Panic mixed with despair as I knew I’d probably have to call 911. I cradled my face in my hands and cried for a minute, then got up and headed toward the phone. As I passed the aquarium, I stopped. The exotic fish stared, no doubt judging me. I didn’t care. I’d figured something out. Something that, in my haze of fear and panic, seemed reasonable. Now, a year later, I can barely comprehend how I took the next step.
The biggest fish in my tank, the red-ear sunfish, has a special diet. Regular fish food won’t do it. No, the red-ear sunfish needs to eat leeches. And in the small refrigerator next to the aquarium, I had a box of them.
My dizziness had grown severe and I dropped to my knees and opened the little fridge, pulled out the box, stuffed my hand in, and pushed a handful of the writhing, black leeches against my awful, blood-filled dick. The last sight I had before passing out was the biggest of the leeches pushing its mouth against my shaft.
I was out for hours. When I woke up, it was morning. For a brief moment, I was confused. I couldn’t remember why I was on the floor. To my credit, it all came flooding back pretty quickly. I gasped and jumped to my feet. Here’s another tip: if you’ve had leeches sucking your dick for a few hours, don’t jump to your feet.

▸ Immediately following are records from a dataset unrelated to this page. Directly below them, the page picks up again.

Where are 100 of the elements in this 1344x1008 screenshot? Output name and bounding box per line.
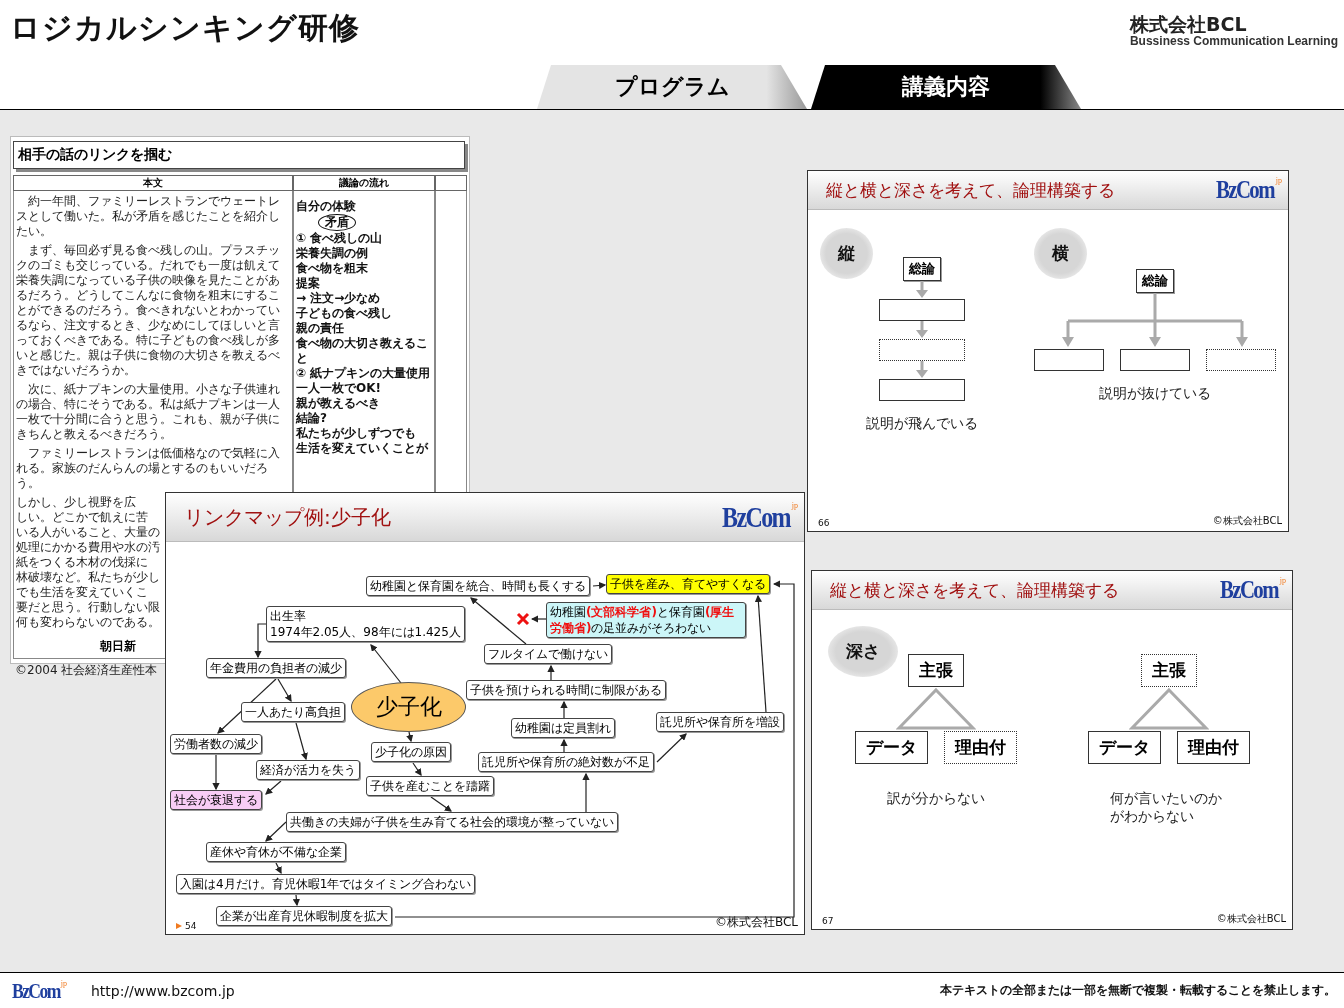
- copyright: ©株式会社BCL: [1212, 514, 1282, 528]
- map-node: 労働者数の減少: [170, 734, 262, 754]
- map-node: 年金費用の負担者の減少: [206, 658, 346, 678]
- text-line: いる人がいること、大量の: [16, 525, 160, 540]
- text-line: しかし、少し視野を広: [16, 495, 136, 510]
- caption: 説明が飛んでいる: [866, 415, 978, 433]
- topic-box: 総論: [903, 257, 941, 281]
- page-title: ロジカルシンキング研修: [10, 9, 360, 47]
- map-node: 子供を預けられる時間に制限がある: [466, 680, 666, 700]
- support-box: 理由付: [1176, 731, 1250, 764]
- document-title: 相手の話のリンクを掴む: [13, 141, 465, 169]
- paragraph: 次に、紙ナプキンの大量使用。小さな子供連れの場合、特にそうである。私は紙ナプキンは一人一枚で十分間に合うと思う。これも、親が子供にきちんと教えるべきだろう。: [16, 382, 281, 442]
- text-line: 林破壊など。私たちが少し: [16, 570, 160, 585]
- map-node: 経済が活力を失う: [256, 760, 360, 780]
- map-node: 企業が出産育児休暇制度を拡大: [216, 906, 392, 926]
- claim-box: 主張: [1140, 654, 1197, 687]
- handwritten-note: 結論?: [296, 411, 327, 426]
- logo-suffix: jp: [791, 502, 798, 510]
- handwritten-note: 子どもの食べ残し: [296, 306, 392, 321]
- caption: 何が言いたいのかがわからない: [1110, 790, 1224, 826]
- handwritten-note: 親が教えるべき: [296, 396, 380, 411]
- handwritten-note: 栄養失調の例: [296, 246, 368, 261]
- slide-title: 縦と横と深さを考えて、論理構築する: [826, 178, 1115, 202]
- map-node: フルタイムで働けない: [484, 644, 612, 664]
- support-box: 理由付: [943, 731, 1017, 764]
- cross-icon: [516, 612, 530, 626]
- connector-arrow: [265, 821, 287, 842]
- paragraph: まず、毎回必ず見る食べ残しの山。プラスチックのゴミも交じっている。だれでも一度は飢えて栄養失調になっている子供の映像を見たことがあるだろう。どうしてこんなに食物を粗末にすることができるのだろう。食べきれないとわかっているなら、注文するとき、少なめにしてほしいと言っておくべきである。特に子どもの食べ残しが多いと感じた。親は子供に食物の大切さを教えるべきではないだろうか。: [16, 243, 281, 378]
- document-footer: ©2004 社会経済生産性本: [15, 662, 158, 679]
- copyright-notice: 本テキストの全部または一部を無断で複製・転載することを禁止します。: [940, 982, 1336, 999]
- down-arrow: [915, 281, 929, 299]
- handwritten-note: 自分の体験: [296, 199, 356, 214]
- connector-arrow: [212, 754, 220, 791]
- map-node: 託児所や保育所の絶対数が不足: [478, 752, 654, 772]
- copyright: ©株式会社BCL: [714, 914, 798, 931]
- map-node: 幼稚園は定員割れ: [511, 718, 615, 738]
- tab[interactable]: 講義内容: [811, 65, 1081, 109]
- central-topic: 少子化: [351, 682, 466, 732]
- paragraph: 約一年間、ファミリーレストランでウェートレスとして働いた。私が矛盾を感じたことを紹介したい。: [16, 194, 281, 239]
- text-line: 紙をつくる木材の伐採に: [16, 555, 148, 570]
- map-node: 幼稚園と保育園を統合、時間も長くする: [366, 576, 590, 596]
- handwritten-note: 食べ物を粗末: [296, 261, 368, 276]
- caption: 説明が抜けている: [1099, 385, 1211, 403]
- connector-arrow: [275, 862, 282, 875]
- logo-suffix: jp: [1279, 577, 1286, 585]
- page-number: 67: [822, 916, 834, 926]
- text-line: 何も変わらないのである。: [16, 615, 160, 630]
- map-node: 子供を産むことを躊躇: [366, 776, 494, 796]
- map-node: 一人あたり高負担: [241, 702, 345, 722]
- map-node: 産休や育休が不備な企業: [206, 842, 346, 862]
- down-arrow: [915, 321, 929, 339]
- map-node: 託児所や保育所を増設: [656, 712, 784, 732]
- map-node: 幼稚園(文部科学省)と保育園(厚生労働省)の足並みがそろわない: [546, 602, 746, 638]
- map-node: 出生率 1974年2.05人、98年には1.425人: [266, 606, 465, 642]
- logo-text: BzCom: [721, 502, 790, 532]
- slide-title: 縦と横と深さを考えて、論理構築する: [830, 578, 1119, 602]
- claim-box: 主張: [907, 654, 964, 687]
- source-text: 朝日新: [100, 638, 136, 655]
- topic-box: 総論: [1136, 269, 1174, 293]
- logo-text: BzCom: [1216, 177, 1275, 203]
- connector-arrow: [295, 722, 308, 761]
- handwritten-note: ① 食べ残しの山: [296, 231, 383, 246]
- play-icon: [176, 923, 182, 929]
- paragraph: ファミリーレストランは低価格なので気軽に入れる。家族のだんらんの場とするのもいいだろう。: [16, 446, 281, 491]
- triangle-icon: [1128, 687, 1209, 731]
- map-node: 入園は4月だけ。育児休暇1年ではタイミング合わない: [176, 874, 476, 894]
- connector-arrow: [265, 780, 282, 795]
- map-node: 社会が衰退する: [170, 790, 262, 810]
- handwritten-note: 食べ物の大切さ教えること: [296, 336, 429, 366]
- caption: 訳が分からない: [886, 790, 985, 808]
- down-arrow: [915, 361, 929, 379]
- section-label: 深さ: [828, 626, 898, 677]
- slide-title: リンクマップ例:少子化: [184, 503, 391, 531]
- handwritten-note: → 注文→少なめ: [296, 291, 381, 306]
- section-label: 縦: [820, 228, 873, 279]
- triangle-icon: [895, 687, 976, 731]
- connector-arrow: [254, 623, 267, 659]
- website-link[interactable]: http://www.bzcom.jp: [90, 982, 235, 999]
- handwritten-note: ② 紙ナプキンの大量使用: [296, 366, 431, 381]
- tab[interactable]: プログラム: [537, 65, 807, 109]
- logo-text: BzCom: [12, 979, 60, 1002]
- text-line: でも生活を変えていくこ: [16, 585, 148, 600]
- company-tagline: Bussiness Communication Learning: [1129, 34, 1338, 48]
- map-node: 共働きの夫婦が子供を生み育てる社会的環境が整っていない: [286, 812, 618, 832]
- support-box: データ: [1087, 731, 1161, 764]
- handwritten-note: 親の責任: [296, 321, 344, 336]
- handwritten-note: 生活を変えていくことが: [296, 441, 428, 456]
- copyright: ©株式会社BCL: [1216, 912, 1286, 926]
- map-node: 少子化の原因: [371, 742, 451, 762]
- column-header: 本文: [13, 176, 293, 191]
- map-node: 子供を産み、育てやすくなる: [606, 574, 770, 594]
- logo-suffix: jp: [60, 979, 67, 988]
- page-number: 66: [818, 518, 830, 528]
- column-header: 議論の流れ: [293, 176, 435, 191]
- text-line: 処理にかかる費用や水の汚: [16, 540, 160, 555]
- handwritten-note: 私たちが少しずつでも: [296, 426, 416, 441]
- support-box: データ: [854, 731, 928, 764]
- text-line: 要だと思う。行動しない限: [16, 600, 160, 615]
- page-number: 54: [185, 921, 197, 931]
- logo-suffix: jp: [1275, 177, 1282, 185]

I felt terrible pain as the engorged leeches, unable to support their own weight, were ripped off my body. All but one, which had attached itself to my pubic area and could rest its weight on the base of my p*nis, dropped onto the hardwood floor. Two of them burst like blood-filled water balloons while the other three just writhed pathetically. I shrieked and slapped at the one connected to me. It flew off, hit the side of the aquarium, and splattered.
As disgusted as I was, I felt intense and overwhelming relief. My stupid, tiny, flaccid dick hung from me like a newborn doorstop. I poked it a couple times, amazed that it still had feeling. Its color looked decent enough. Somehow, despite doing everything wrong and doing things out of panic that I would’ve never considered otherwise, my dick had survived. And so had I.
So that’s about it. Later that night, I gave the thing a test firing. It worked. Then, as I waited with bated breath, it returned to its normal, pathetic size. No harm, no foul. I have to admit, though, I still have a hard time receiving oral sex without thinking of those leeches. And I guess maybe now you will, too.